1. Derrière la pluie


    Datte: 26/08/2018, Catégories: nonéro, Auteur: Gaed, Source: Revebebe

    Dans une ville de la périphérie, alors que la journée déclinait, il avançait lentement. Ses semelles frottaient les trottoirs sales sans fluidité ni aisance. Il percevait des bruits, des rumeurs dans les ruelles, des odeurs aussi. Les grandes mégalopoles sentent le kebab, c’est l’huile sur le corps des cités. Souvent, ça lui donnait de l’appétit, mais là, ça le dépassait complètement.
    
    C’était la fin de l’été, les jours les plus chauds, comme le sursaut d’un mourant. Le soir s’incrustait dans l’air d’une manière pernicieuse, une drôle de lumière qui ne lui disait rien qui vaille. L’orage viendrait, il l’espérait ; que ça nettoie la ville, que ça nettoie le ciel. C’était l’heure où les gens rentraient chez eux d’un pas goguenard. Pas comme le sien, pas dans son rythme. Il voyait des visages, des suites entières, des suites logiques, cohérentes, mais son esprit, s’il s’en imprégnait, n’en retenait pas la surface. Il passait devant des enseignes lumineuses. De temps à autre il levait les yeux vers le soleil tombant, quelque chose d’orange qui filtrait entre d’épais nuages.
    
    Un grand appartement dans un grand immeuble. Il vivait seul ; à sa retraite, quelques mois plus tôt, sa mère était partie vers sa province natale. Quand il claqua la porte du hall, son regard se posa sur les silhouettes basses qui arpentaient la cour. Il fit un signe, ne comprit pas pourquoi, se ravisa et monta dans l’ascenseur. Le néon n’était plus couvert d’une gaine, ce qui rendait sa lumière moins ...

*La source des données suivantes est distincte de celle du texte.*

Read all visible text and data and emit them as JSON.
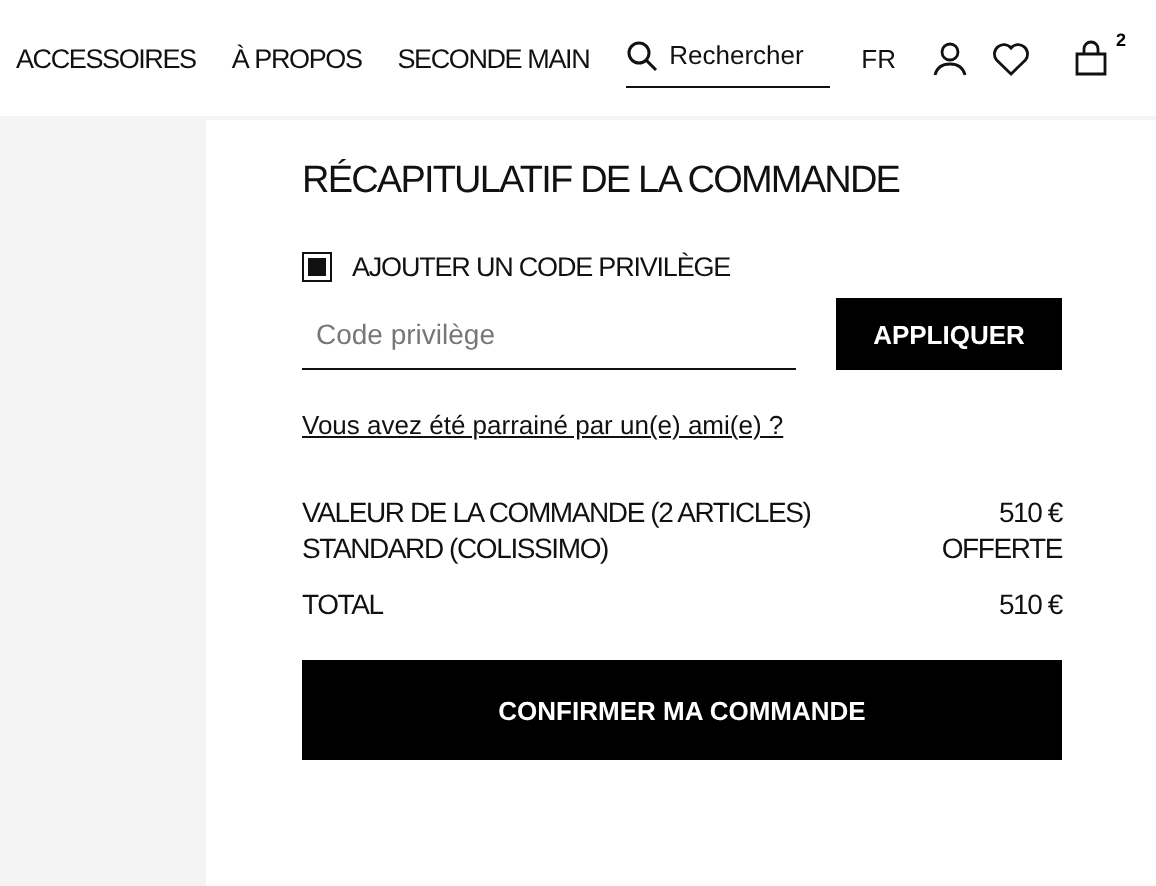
{
  "nav": {
    "links": [
      "ACCESSOIRES",
      "À PROPOS",
      "SECONDE MAIN"
    ],
    "search": {
      "placeholder": "Rechercher"
    },
    "language": "FR",
    "cart_count": "2"
  },
  "summary": {
    "title": "RÉCAPITULATIF DE LA COMMANDE",
    "promo": {
      "label": "AJOUTER UN CODE PRIVILÈGE",
      "checked": true,
      "placeholder": "Code privilège",
      "button": "APPLIQUER"
    },
    "referral_link": "Vous avez été parrainé par un(e) ami(e) ?",
    "lines": [
      {
        "label": "VALEUR DE LA COMMANDE (2 ARTICLES)",
        "value": "510 €"
      },
      {
        "label": "STANDARD (COLISSIMO)",
        "value": "OFFERTE"
      }
    ],
    "total": {
      "label": "TOTAL",
      "value": "510 €"
    },
    "confirm": "CONFIRMER MA COMMANDE"
  }
}
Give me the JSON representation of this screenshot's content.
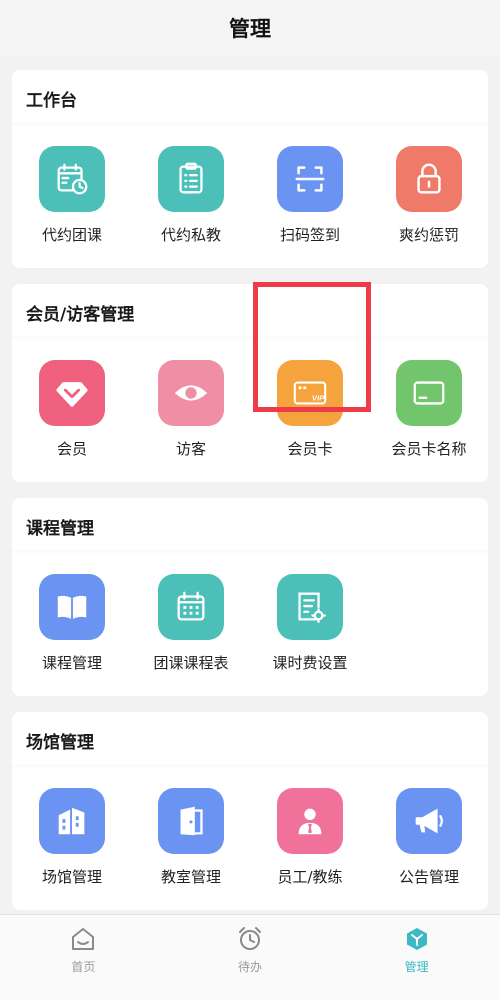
{
  "header": {
    "title": "管理"
  },
  "sections": [
    {
      "title": "工作台",
      "items": [
        {
          "label": "代约团课",
          "icon": "calendar-clock-icon",
          "color": "#4bbfb8"
        },
        {
          "label": "代约私教",
          "icon": "clipboard-list-icon",
          "color": "#4bbfb8"
        },
        {
          "label": "扫码签到",
          "icon": "scan-icon",
          "color": "#6b93f2"
        },
        {
          "label": "爽约惩罚",
          "icon": "lock-icon",
          "color": "#f07a6a"
        }
      ]
    },
    {
      "title": "会员/访客管理",
      "items": [
        {
          "label": "会员",
          "icon": "diamond-heart-icon",
          "color": "#f0617f"
        },
        {
          "label": "访客",
          "icon": "eye-icon",
          "color": "#f08ea3"
        },
        {
          "label": "会员卡",
          "icon": "vip-card-icon",
          "color": "#f5a33d"
        },
        {
          "label": "会员卡名称",
          "icon": "card-icon",
          "color": "#72c46d"
        }
      ]
    },
    {
      "title": "课程管理",
      "items": [
        {
          "label": "课程管理",
          "icon": "book-icon",
          "color": "#6b93f2"
        },
        {
          "label": "团课课程表",
          "icon": "calendar-grid-icon",
          "color": "#4bbfb8"
        },
        {
          "label": "课时费设置",
          "icon": "document-gear-icon",
          "color": "#4bbfb8"
        }
      ]
    },
    {
      "title": "场馆管理",
      "items": [
        {
          "label": "场馆管理",
          "icon": "building-icon",
          "color": "#6b93f2"
        },
        {
          "label": "教室管理",
          "icon": "door-icon",
          "color": "#6b93f2"
        },
        {
          "label": "员工/教练",
          "icon": "staff-icon",
          "color": "#f0719a"
        },
        {
          "label": "公告管理",
          "icon": "megaphone-icon",
          "color": "#6b93f2"
        }
      ]
    }
  ],
  "tabbar": {
    "tabs": [
      {
        "label": "首页",
        "icon": "home-icon",
        "active": false
      },
      {
        "label": "待办",
        "icon": "alarm-clock-icon",
        "active": false
      },
      {
        "label": "管理",
        "icon": "manage-cube-icon",
        "active": true
      }
    ],
    "active_color": "#3cb9c4",
    "inactive_color": "#9a9a9a"
  },
  "highlight": {
    "target": "会员卡",
    "color": "#ee3b49"
  }
}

    ... acceptable, beaucoup moins en fait. Il s’observa, dépité. Il était blanc comme un linge propre. Ce truc du miroir était vicieux, un vrai attrape-mouche. L’épreuve du quotidien dans sa plus parfaite réalisation. Le reflet dans la glace ne le satisfaisait pas, fin, certainement fin, mangé d’une très légère barbe naissante qui se mêlait normalement à la couche de sueur venant de ses tempes et de son front, juste sous les boucles brunes et épaisses de ses cheveux. C’était une tête plutôt agréable si l’on prenait le temps de s’y attarder. Pourtant, à s’y pencher plus avant, quelque chose freinait l’enthousiasme premier. Ça venait du teint, pâle, bien trop pâle. Des cernes sombres tenaient ses yeux. Il avait cet air triste et lointain ; un citadin avisé aurait certainement conclu qu’il s’agissait d’autre chose que la frustration amassée d’une sotte et énième journée. Un citadin avisé aurait conclu que X avait d’autres problèmes, que X semblait très mal dormir. Peut-être une dépendance aux anxiolytiques, peut-être plus. Mais il n’était pas différent des autres, ce reflet ne le satisfaisait pas. Il n’y avait rien de complexe dans l’espèce humaine, un beau visage amenait une belle journée, jusqu’à l’étiolement. Il pouvait mettre la chose sur le compte de l’éclairage blafard, ce qu’il avait appris à faire durant toutes ces années, mais depuis l’incident, son visage se peignait de teintes qu’il ne se connaissait pas ; une gamme inédite. Au travail, on ne se lassait pas de lui dire. Il ne ...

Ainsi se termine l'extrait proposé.